Landlords Beware of Common Tenant Scams
- Sasha Struthers

- 3 days ago
- 3 min read
Rental application fraud has been increasing, especially post- COVID. It has become a cottage industry, with people selling their services to help fake pay stubs and employment verification so applicants can rent units that they otherwise do not qualify. In addition, some applicants move in and commit additional fraud. Here are a few things to be watchful for if you are leasing.
Fake Paystubs/ References
During COVID I saw countless videos of people that would photoshop fake paystubs for people looking to rent that did not have the credit or were unemployed but needed to move. These paystubs were very convincing and people commented that they got an apartment with a fake paystub.
An application can have a phone number of a landlord or employer reference that goes directly to a friend or family member. It is good to do a search on the company or even a search of the phone number itself.
Don't accept references at face value. Also, always check bank statements to make sure (1) the paystubs corresponds to a direct deposit or check deposit of the same amount around the same date as the stub and (2) to show proof that an applicant is currently paying rent, usually a withdraw from the same bank account.
Leasing Vacant Units
A tenant knows there is a vacant unit at the property. The property may be a small one with no resident manager or one that a owner/ property manager does not frequent too often.

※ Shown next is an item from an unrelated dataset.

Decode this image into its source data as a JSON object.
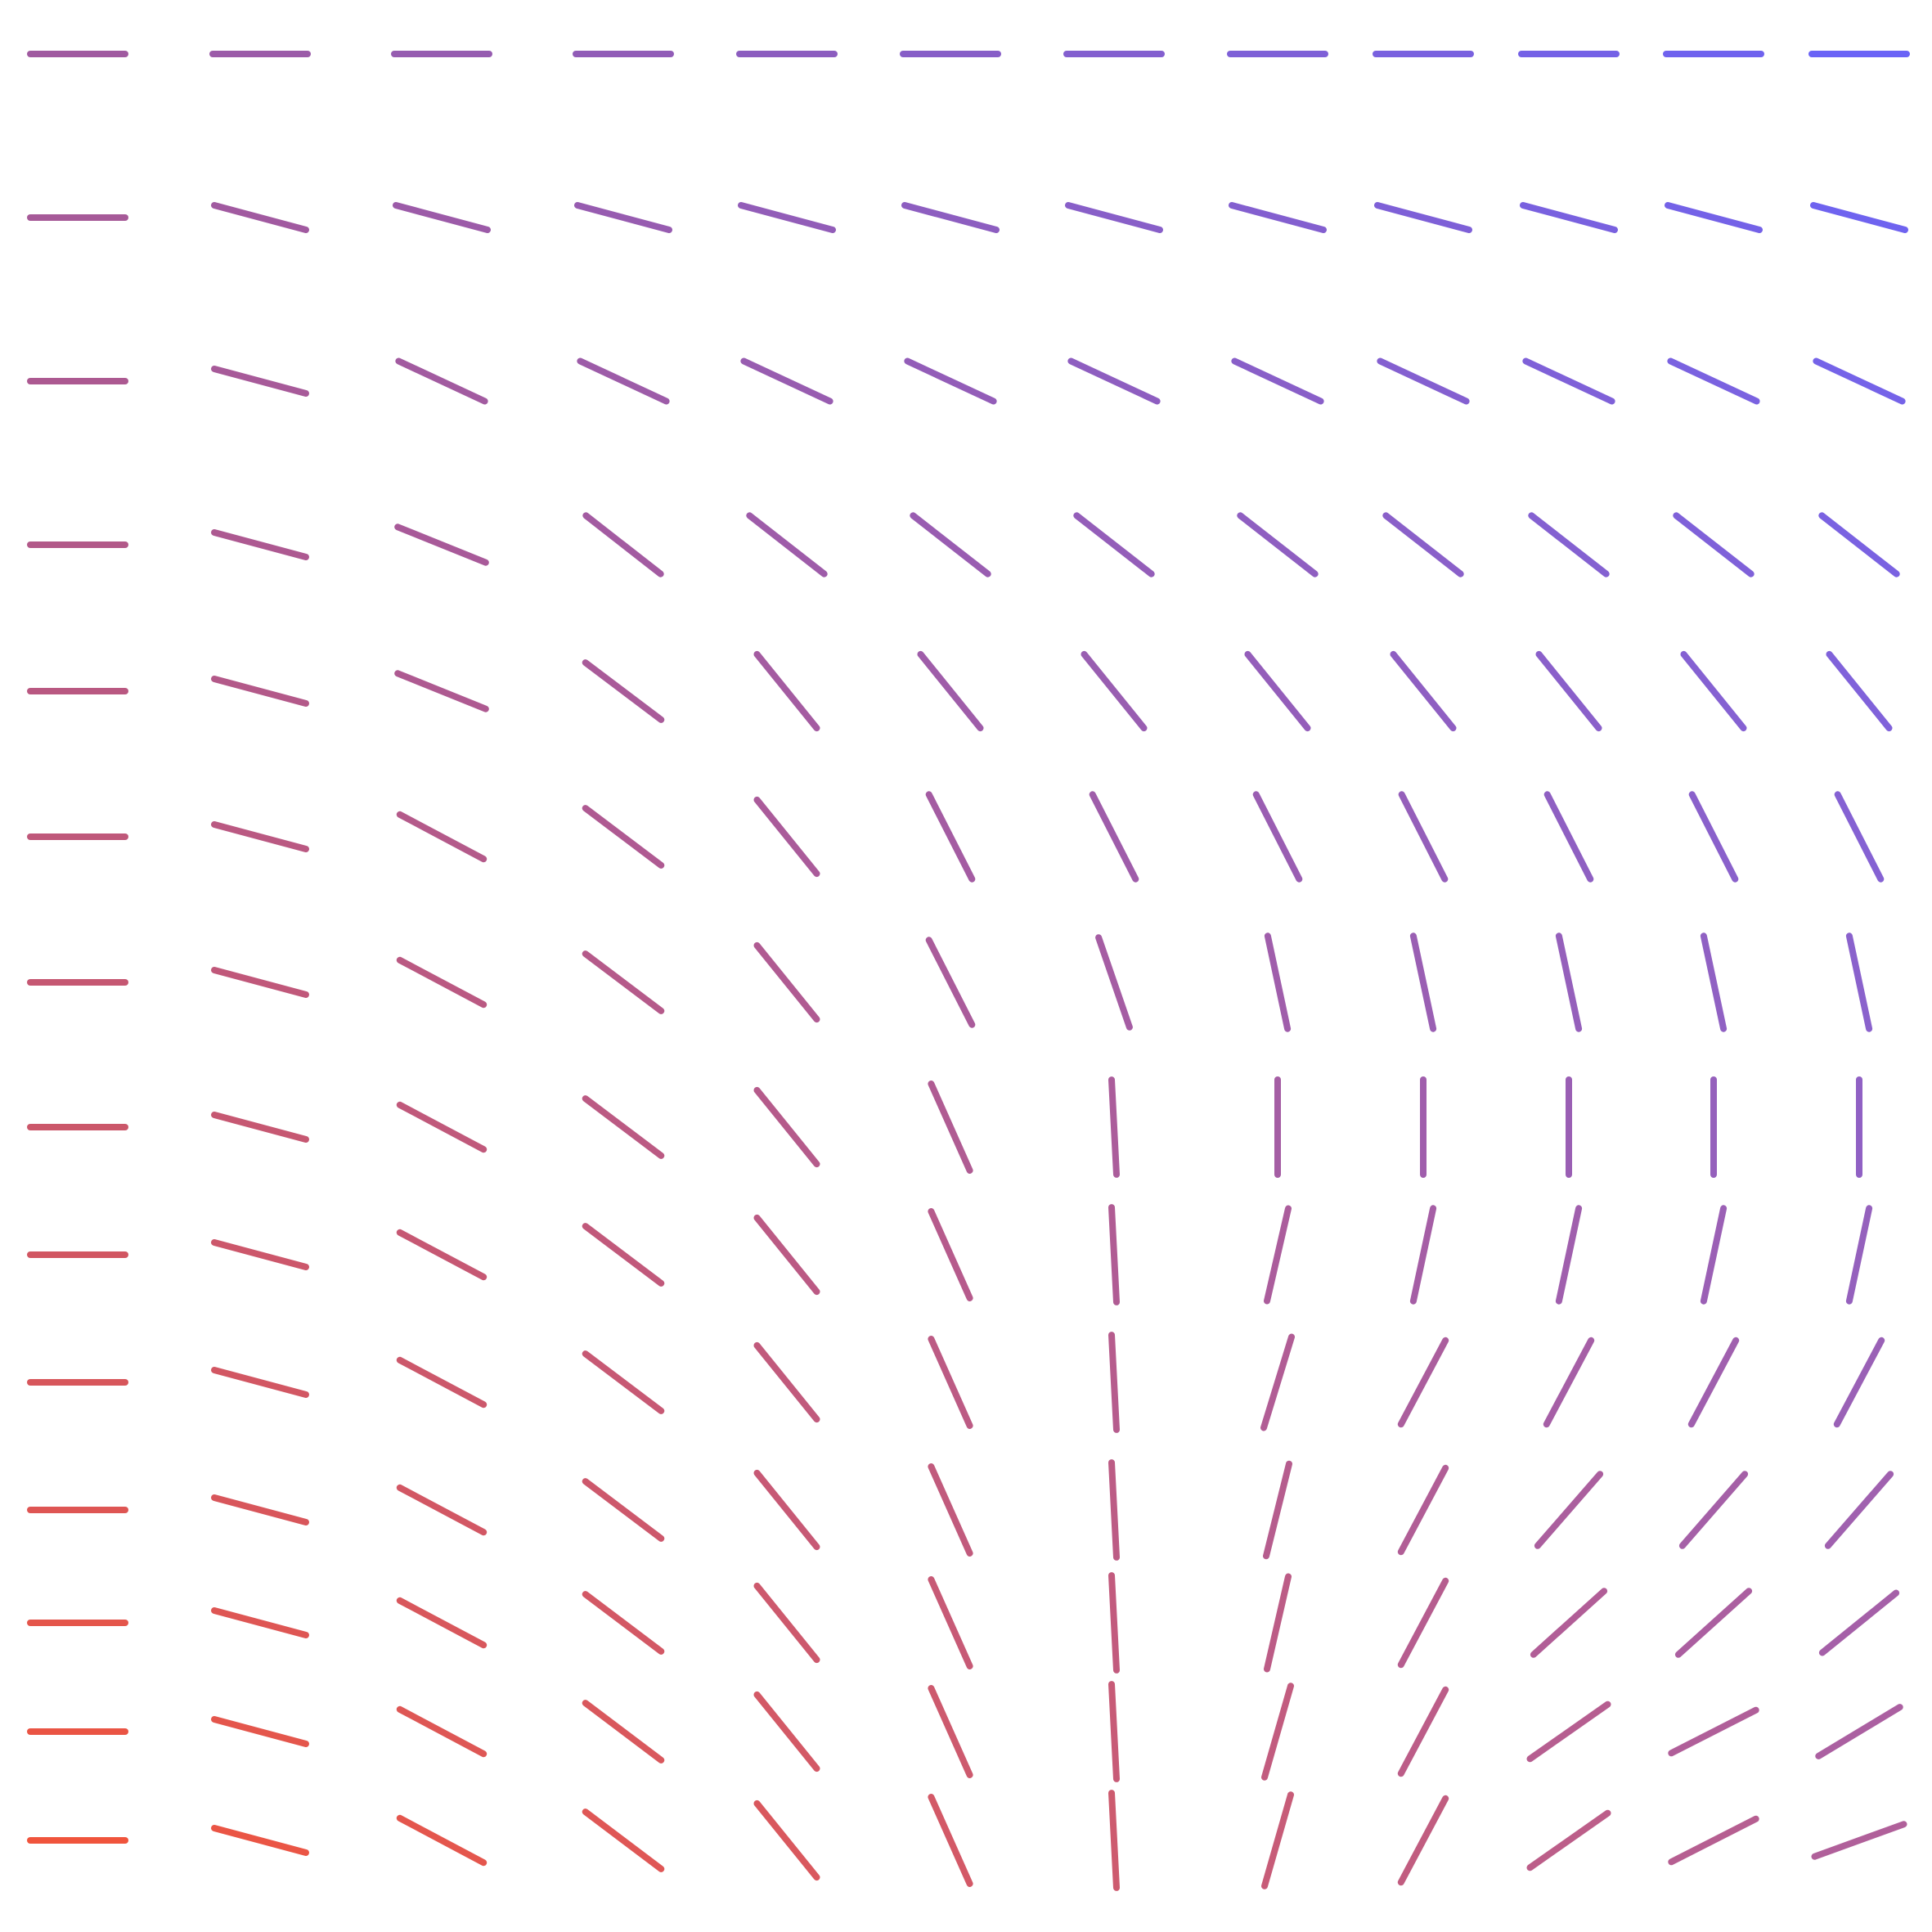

The tenant posts a craiglists, VRBO, AirBNB, Facebook, or other similar ad for the vacant unit. The tenant then changes the locks on the unit, collects money and gives keys out to someone totally unknown to the landlord.

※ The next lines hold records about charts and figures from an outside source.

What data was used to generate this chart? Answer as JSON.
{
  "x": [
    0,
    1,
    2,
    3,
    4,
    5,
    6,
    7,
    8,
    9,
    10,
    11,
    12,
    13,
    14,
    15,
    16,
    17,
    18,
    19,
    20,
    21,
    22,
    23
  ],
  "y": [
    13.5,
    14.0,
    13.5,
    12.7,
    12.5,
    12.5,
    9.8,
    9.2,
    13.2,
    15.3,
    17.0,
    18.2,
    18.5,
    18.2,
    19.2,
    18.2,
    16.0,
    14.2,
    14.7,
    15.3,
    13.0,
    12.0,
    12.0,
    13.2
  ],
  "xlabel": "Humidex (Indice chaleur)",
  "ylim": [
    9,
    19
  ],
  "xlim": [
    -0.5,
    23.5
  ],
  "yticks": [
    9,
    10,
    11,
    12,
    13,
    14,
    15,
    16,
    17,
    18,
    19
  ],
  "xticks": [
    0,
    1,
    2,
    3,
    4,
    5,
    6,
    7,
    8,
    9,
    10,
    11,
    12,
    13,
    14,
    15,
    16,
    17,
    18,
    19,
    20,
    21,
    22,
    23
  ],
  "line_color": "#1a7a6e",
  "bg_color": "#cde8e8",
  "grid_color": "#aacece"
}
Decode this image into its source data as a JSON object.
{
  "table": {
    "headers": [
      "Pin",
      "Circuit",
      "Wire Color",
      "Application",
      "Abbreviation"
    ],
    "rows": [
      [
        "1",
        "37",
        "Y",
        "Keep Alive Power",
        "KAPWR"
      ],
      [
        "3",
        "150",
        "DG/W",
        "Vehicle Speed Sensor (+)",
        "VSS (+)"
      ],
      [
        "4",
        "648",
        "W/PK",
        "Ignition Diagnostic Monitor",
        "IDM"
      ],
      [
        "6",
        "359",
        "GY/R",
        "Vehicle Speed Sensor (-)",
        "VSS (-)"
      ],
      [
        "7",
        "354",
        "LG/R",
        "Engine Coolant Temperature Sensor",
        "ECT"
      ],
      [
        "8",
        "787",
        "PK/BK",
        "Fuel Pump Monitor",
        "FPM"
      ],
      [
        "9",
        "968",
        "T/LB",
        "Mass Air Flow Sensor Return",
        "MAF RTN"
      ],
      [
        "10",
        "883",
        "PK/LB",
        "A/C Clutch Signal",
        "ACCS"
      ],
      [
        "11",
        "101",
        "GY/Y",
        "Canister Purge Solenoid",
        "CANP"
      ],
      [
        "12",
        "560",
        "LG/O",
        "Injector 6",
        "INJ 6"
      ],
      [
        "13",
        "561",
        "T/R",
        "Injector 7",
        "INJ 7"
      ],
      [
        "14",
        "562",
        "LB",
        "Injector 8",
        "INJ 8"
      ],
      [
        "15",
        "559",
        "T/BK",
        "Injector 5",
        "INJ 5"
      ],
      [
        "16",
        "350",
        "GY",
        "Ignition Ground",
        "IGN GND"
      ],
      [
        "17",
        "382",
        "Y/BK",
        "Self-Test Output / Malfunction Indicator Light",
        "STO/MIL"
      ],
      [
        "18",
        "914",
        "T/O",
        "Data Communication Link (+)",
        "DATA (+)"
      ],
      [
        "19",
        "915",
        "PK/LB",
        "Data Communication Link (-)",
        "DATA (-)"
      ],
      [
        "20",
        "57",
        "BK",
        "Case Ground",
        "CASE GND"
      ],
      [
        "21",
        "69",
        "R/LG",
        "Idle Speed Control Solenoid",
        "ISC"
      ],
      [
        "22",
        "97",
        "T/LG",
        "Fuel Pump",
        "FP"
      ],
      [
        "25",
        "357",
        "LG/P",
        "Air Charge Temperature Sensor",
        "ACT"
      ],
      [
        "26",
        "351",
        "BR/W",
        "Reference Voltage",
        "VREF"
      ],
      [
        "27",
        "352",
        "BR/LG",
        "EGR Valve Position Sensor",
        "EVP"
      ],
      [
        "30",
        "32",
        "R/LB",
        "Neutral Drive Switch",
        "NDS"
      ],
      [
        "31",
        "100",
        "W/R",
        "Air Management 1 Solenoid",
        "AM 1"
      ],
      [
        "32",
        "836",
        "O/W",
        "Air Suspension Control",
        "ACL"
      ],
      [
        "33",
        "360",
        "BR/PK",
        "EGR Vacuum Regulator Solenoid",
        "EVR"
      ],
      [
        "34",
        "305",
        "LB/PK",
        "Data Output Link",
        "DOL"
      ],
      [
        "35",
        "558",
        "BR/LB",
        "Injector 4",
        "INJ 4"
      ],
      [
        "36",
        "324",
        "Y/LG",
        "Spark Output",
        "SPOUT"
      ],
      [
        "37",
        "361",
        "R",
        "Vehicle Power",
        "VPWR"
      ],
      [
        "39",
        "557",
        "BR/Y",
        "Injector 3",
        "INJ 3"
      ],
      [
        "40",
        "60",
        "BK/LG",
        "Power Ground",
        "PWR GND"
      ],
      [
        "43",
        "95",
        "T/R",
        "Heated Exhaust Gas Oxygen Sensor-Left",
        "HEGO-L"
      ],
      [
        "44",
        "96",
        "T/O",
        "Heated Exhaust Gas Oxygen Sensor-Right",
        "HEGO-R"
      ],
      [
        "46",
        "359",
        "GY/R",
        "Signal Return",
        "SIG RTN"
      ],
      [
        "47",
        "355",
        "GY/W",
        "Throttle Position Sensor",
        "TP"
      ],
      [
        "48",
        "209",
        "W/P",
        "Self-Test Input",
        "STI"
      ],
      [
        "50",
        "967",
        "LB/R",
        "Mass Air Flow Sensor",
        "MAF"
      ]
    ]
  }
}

How landlords find out is usually when they go to do a showing and the unit has someone living inside of it. The stranger in the unit often is under the impression the tenant was the actual owner, property manager or that they were in a sublease agreement approved by the actual owner/ property manager. These people usually don't qualify for an apartment and are desperate. They ads are too good to be true, yet people fall for them. Another red flag- the agreement is a text message and payments are done through Venmo or Zelle.
Leasing and Moving Out
I've seen matters where a tenant is not paying rent or seems to be missing. The owner/property manager posts an eviction notice for non-payment of rent. People come forward saying it is not possible to get an eviction notice because the person (owner or property manager) does not own the property and they are paying rent. Proof is usually a Venmo or Zelle screenshots.
These people were told by the tenant that the tenant was the owner or property manager. Tenant gets paid rent money every month, doesn't live in the unit, and doesn't pay rent to the actual owner/ property manager. It may take several months before the owner/property manager is able to serve an eviction notice.
Tenants leasing, subleasing or otherwise holding out as the owner/ property manager occurred quite a bit during COVID because landlords were severely restricted on evictions for non-payment of rent. Tenants could cash in on collecting rent from strangers, not pay rent and even be applying for and getting rent relief assistance all while not even living in the unit any longer.
Tenants didn't face recourse because they often never met the stranger they moved in. They would send a friend. Leave a key under a mat. Even if they did meet, they would be long gone before anyone became the wiser.
If you take anything away from this (besides a new nightmare and declining hope in humanity) it is that vetting applications and routine checks on your property can go a long way in preventing this from happening to you. For those apartment hunting, if an ad looks too good to be true and requires no rental application it likely is a scam.
The information in this post is for general information purposes only. Nothing on this post should be taken as legal advice for any individual case or situation. This information is not intended to create, and receipt or viewing does not constitute, an attorney-client relationship.